En el siglo VI a.C., la tradición milenaria de la China se divide en dos, el Taoísmo y el Confucionismo, conservando el primero la parte metafísica de la misma y el segundo su parte más social y exotérica. En Egipto se produce la invasión persa, finalizando así las dinastías nativas, pero lo esencial de su tradición continúa vigente gracias a la permanencia de su colegio sacerdotal (encarnación del dios Thot-Hermes). Posteriormente vendría el dominio helénico con Alejandro Magno, fundador de las dinastías ptolemaicas. El imperio Persa aparece justamente en ese mismo tiempo en la región donde se desarrolló la civilización Mesopotámica, que conoció varios períodos, desde el Sumerio hasta el Babilónico y el Caldeo, y fue enteramente contemporánea de Egipto. En Grecia tenemos al Pitagorismo, en donde la antigua civilización basada en el pensamiento mítico y los misterios órficos encontrará una nueva expresión a través de la Filosofía, que Platón acabará de dar su forma definitiva pero conservando en ella lo fundamental de la antigua tradición, abriendo al mismo tiempo el pensamiento especulativo a la concepción de las verdades metafísicas, lo cual no es poca cosa, pues de lo contrario no hubiera habido alternativa más allá de los límites de la especulación mental y racional. Por otro lado, el Judaísmo (entroncado con la tradición hebrea a través del linaje abrahámico) se ve sometido a cambios profundos debido a su primera gran diáspora en Babilonia, que en esos momentos pertenecía ya al imperio persa, el cual, a su vez, introduce a través de Zoroastro cambios significativos en el Mazdeísmo, la tradición de Ahura-Mazda. En fin, del Hinduismo surge la doctrina de Gautama Buda, quien acabará fundando una nueva forma tradicional, el Budismo. Siglos más tarde este será también el caso del Cristianismo con respecto al Judaísmo.

Esos cambios se vieron reflejados también en la forma como empezaría a relatarse la Historia de los pueblos. De hecho, y como señalamos en otras entregas anteriores, es a partir de ese siglo VI a.C. cuando comienzan a escribirse por todas partes los libros propiamente históricos, que en aquellos tiempos conservaban aún ese vínculo con el punto de vista tradicional, que desaparecería, o mejor se ocultaría, con la llegada de la civilización moderna tras el fin del Renacimiento.

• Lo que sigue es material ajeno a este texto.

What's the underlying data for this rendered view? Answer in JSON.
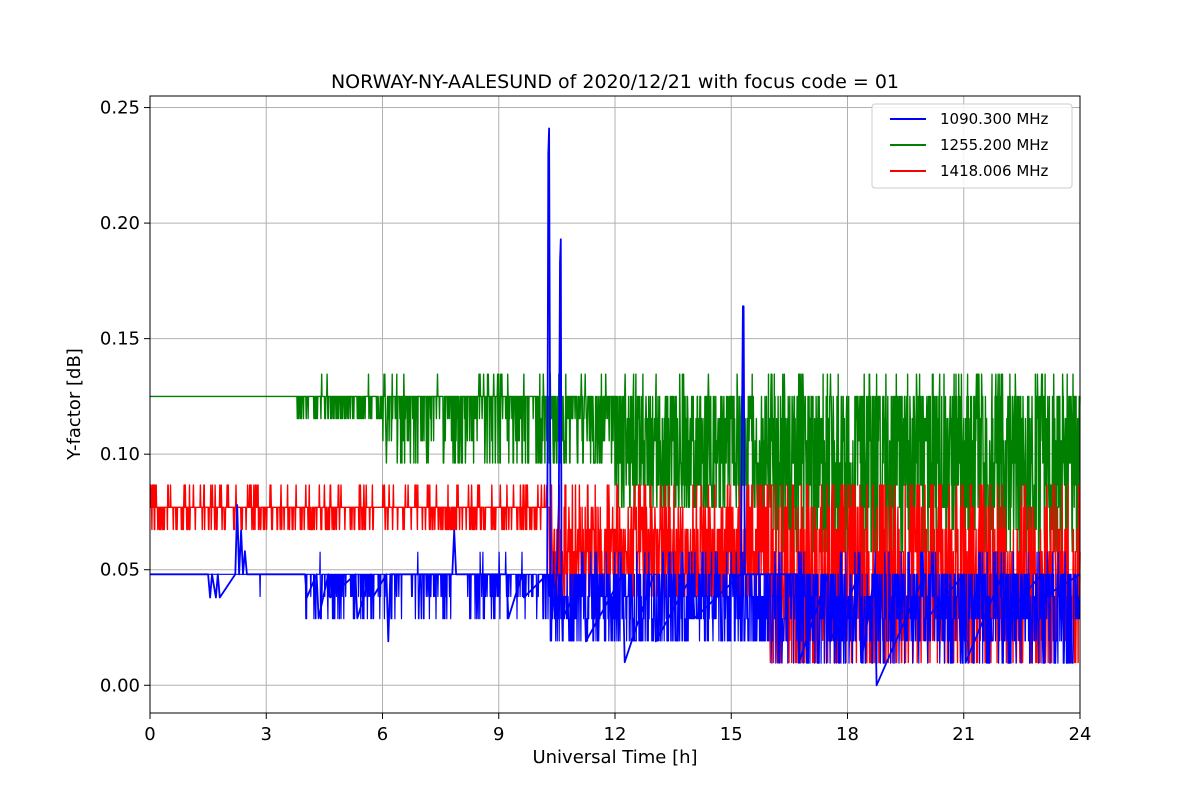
{
  "chart_data": {
    "type": "line",
    "title": "NORWAY-NY-AALESUND of 2020/12/21 with focus code = 01",
    "xlabel": "Universal Time [h]",
    "ylabel": "Y-factor [dB]",
    "xlim": [
      0,
      24
    ],
    "ylim": [
      -0.012,
      0.255
    ],
    "x_ticks": [
      0,
      3,
      6,
      9,
      12,
      15,
      18,
      21,
      24
    ],
    "x_tick_labels": [
      "0",
      "3",
      "6",
      "9",
      "12",
      "15",
      "18",
      "21",
      "24"
    ],
    "y_ticks": [
      0.0,
      0.05,
      0.1,
      0.15,
      0.2,
      0.25
    ],
    "y_tick_labels": [
      "0.00",
      "0.05",
      "0.10",
      "0.15",
      "0.20",
      "0.25"
    ],
    "grid": true,
    "legend_position": "top-right",
    "series": [
      {
        "name": "1090.300 MHz",
        "color": "#0000ff",
        "baseline": 0.048,
        "x": [
          0,
          1.5,
          1.55,
          1.6,
          1.7,
          1.75,
          1.8,
          2.2,
          2.25,
          2.3,
          2.35,
          2.4,
          2.45,
          2.5,
          2.55,
          2.6,
          4.0,
          4.05,
          4.3,
          4.35,
          4.6,
          4.65,
          5.3,
          5.35,
          5.7,
          5.75,
          6.1,
          6.15,
          6.2,
          6.25,
          7.8,
          7.85,
          7.9,
          9.2,
          9.25,
          9.6,
          9.65,
          10.25,
          10.28,
          10.3,
          10.32,
          10.34,
          10.36,
          10.5,
          10.55,
          10.58,
          10.6,
          10.62,
          10.65,
          11.2,
          11.25,
          12.2,
          12.25,
          13.0,
          13.05,
          14.0,
          14.05,
          15.25,
          15.3,
          15.32,
          15.35,
          16.7,
          16.75,
          17.5,
          17.55,
          18.3,
          18.35,
          18.7,
          18.75,
          20.0,
          20.05,
          21.0,
          21.05,
          22.0,
          22.05,
          23.0,
          23.05,
          24.0
        ],
        "y": [
          0.048,
          0.048,
          0.038,
          0.048,
          0.038,
          0.048,
          0.038,
          0.048,
          0.078,
          0.048,
          0.067,
          0.048,
          0.058,
          0.048,
          0.048,
          0.048,
          0.048,
          0.038,
          0.048,
          0.029,
          0.048,
          0.038,
          0.048,
          0.029,
          0.048,
          0.038,
          0.048,
          0.019,
          0.048,
          0.048,
          0.048,
          0.067,
          0.048,
          0.048,
          0.029,
          0.048,
          0.038,
          0.048,
          0.23,
          0.241,
          0.135,
          0.048,
          0.029,
          0.048,
          0.078,
          0.183,
          0.193,
          0.048,
          0.029,
          0.048,
          0.019,
          0.048,
          0.01,
          0.048,
          0.019,
          0.048,
          0.029,
          0.048,
          0.164,
          0.164,
          0.048,
          0.048,
          0.01,
          0.048,
          0.019,
          0.048,
          0.01,
          0.048,
          0.0,
          0.048,
          0.029,
          0.048,
          0.01,
          0.048,
          0.029,
          0.048,
          0.038,
          0.048
        ]
      },
      {
        "name": "1255.200 MHz",
        "color": "#008000",
        "baseline": 0.125
      },
      {
        "name": "1418.006 MHz",
        "color": "#ff0000",
        "baseline": 0.077
      }
    ]
  }
}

Esta, la modernidad, fue el resultado de una degradación de la propia civilización occidental, que despertó una serie de fuerzas contrarias a su espíritu, las cuales cortarían de raíz el vínculo con sus principios fundacionales procedentes del legado clásico grecolatino y del judeocristianismo. No ha habido nunca en la historia una sociedad que, como la moderna, se haya fundado sobre ideas que de facto niegan la realidad de lo sagrado como eje medular de la existencia, resultando de ello una sociedad totalmente profana, que encuentra su paroxismo precisamente en nuestros días, en donde lo posthumano y todas las teorías en torno a una "nueva humanidad" basada en el triunfo definitivo de la "inteligencia artificial" la están conduciendo definitivamente a la caída en lo infrahumano.

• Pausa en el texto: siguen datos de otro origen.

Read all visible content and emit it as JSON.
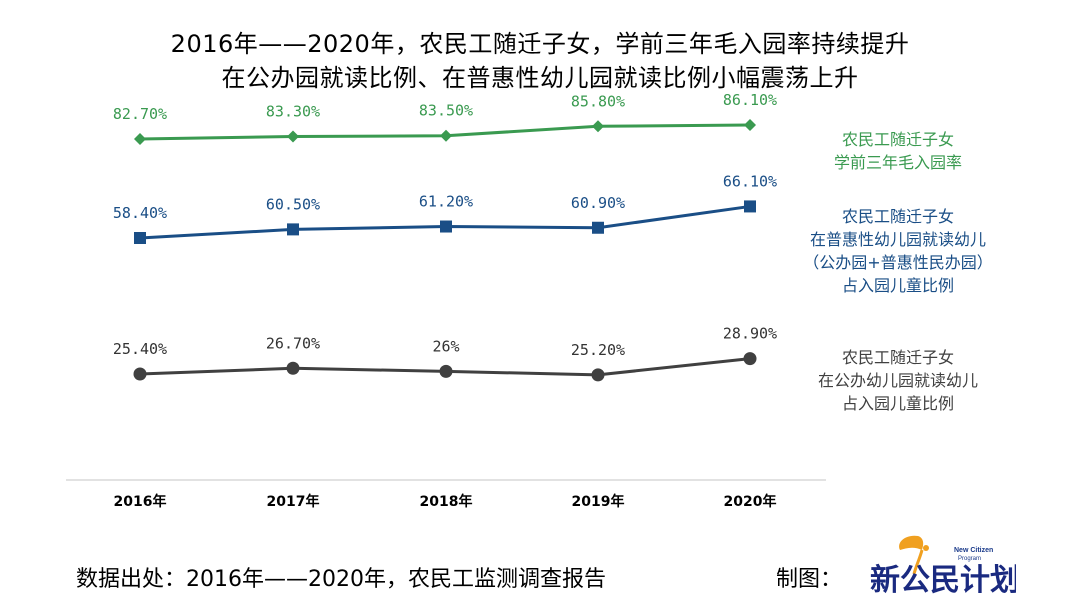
{
  "title": {
    "line1": "2016年——2020年，农民工随迁子女，学前三年毛入园率持续提升",
    "line2": "在公办园就读比例、在普惠性幼儿园就读比例小幅震荡上升"
  },
  "chart_data": {
    "type": "line",
    "categories": [
      "2016年",
      "2017年",
      "2018年",
      "2019年",
      "2020年"
    ],
    "series": [
      {
        "name_lines": [
          "农民工随迁子女",
          "学前三年毛入园率"
        ],
        "values": [
          82.7,
          83.3,
          83.5,
          85.8,
          86.1
        ],
        "labels": [
          "82.70%",
          "83.30%",
          "83.50%",
          "85.80%",
          "86.10%"
        ],
        "color": "#3a9a50",
        "marker": "diamond"
      },
      {
        "name_lines": [
          "农民工随迁子女",
          "在普惠性幼儿园就读幼儿",
          "（公办园+普惠性民办园）",
          "占入园儿童比例"
        ],
        "values": [
          58.4,
          60.5,
          61.2,
          60.9,
          66.1
        ],
        "labels": [
          "58.40%",
          "60.50%",
          "61.20%",
          "60.90%",
          "66.10%"
        ],
        "color": "#1a4e86",
        "marker": "square"
      },
      {
        "name_lines": [
          "农民工随迁子女",
          "在公办幼儿园就读幼儿",
          "占入园儿童比例"
        ],
        "values": [
          25.4,
          26.7,
          26.0,
          25.2,
          28.9
        ],
        "labels": [
          "25.40%",
          "26.70%",
          "26%",
          "25.20%",
          "28.90%"
        ],
        "color": "#404040",
        "marker": "circle"
      }
    ]
  },
  "footer": {
    "source": "数据出处：2016年——2020年，农民工监测调查报告",
    "credit_label": "制图：",
    "logo_text": "新公民计划",
    "logo_en_1": "New Citizen",
    "logo_en_2": "Program"
  }
}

En efecto, nuestra época, es con mucho la más desacralizada de la Historia, pero no por ello su existencia deja de responder a una cierta lógica cíclica dentro del conjunto de las cuatro edades del Manvantara, término hindú que se corresponde con el ciclo completo de una humanidad, caso de la nuestra, que está viviendo desde hace más de seis mil años la cuarta y última de esas edades, llamada significativamente la "Edad de Hierro", o Kali-yuga (“La Edad Oscura”), que es otra “barrera del tiempo”, como lo fue milenios antes de ella el “Diluvio Universal”, durante el cual desapareció la mítica civilización de la Atlántida, cuyo recuerdo ha permanecido de manera misteriosa en las profundidades del alma de Occidente, siendo precisamente Platón quien en sus diálogos del Timeo y del Critias supo dar fiel testimonio de su existencia [3]. Francisco Ariza


Notas

[1] Recordemos que la palabra mito tiene diversas acepciones todas ellas ligadas entre sí, como por ejemplo el “silencio” y la “iniciación en los misterios”. Sobre el significado del mito recomendamos el capítulo XVII de Apreciaciones sobre la Iniciación, de René Guénon, titulado “Mitos, Misterios y Símbolos”.

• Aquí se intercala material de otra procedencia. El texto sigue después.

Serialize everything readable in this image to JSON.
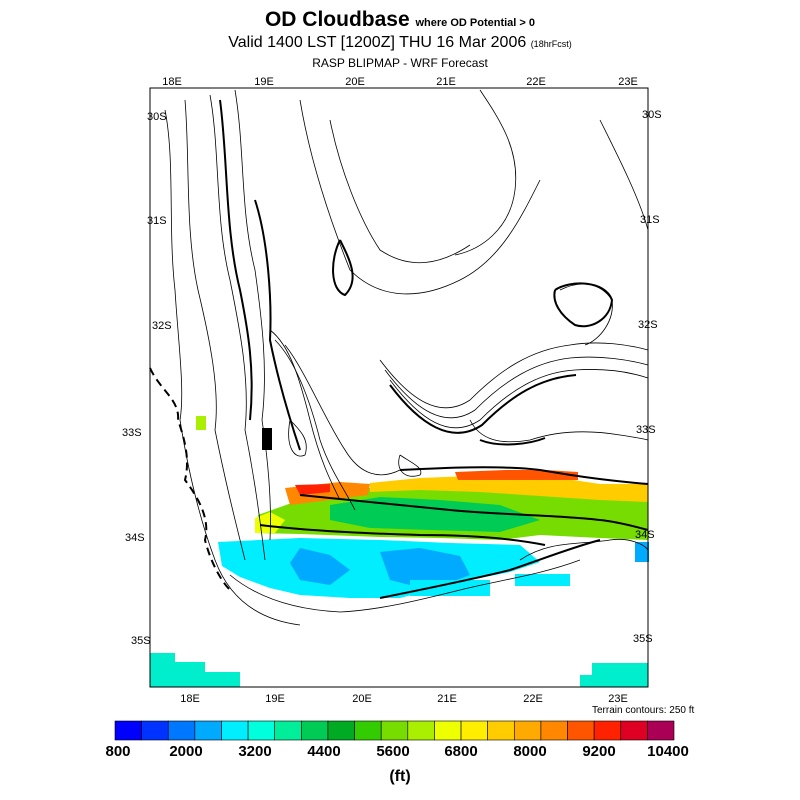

[2] Este tema también ha sido estudiado desde una perspectiva distinta a la de Guénon por el pensador alemán Karl Jaspers en su obra Origen y Meta de la Historia. También recomendamos la lectura de “Ensayo sobre el Tiempo Axial”, de José Antonio Antón (Cuadernos de la Gnosis nº 5, Symbolos 1995).

[3] Sobre el Manvantara y la Atlántida, y en general sobre la doctrina tradicional de los ciclos ver los primeros capítulos de nuestro libro Los Ciclos Cósmicos en la Historia y la Geografía (Ed. Vía Directa, 2022).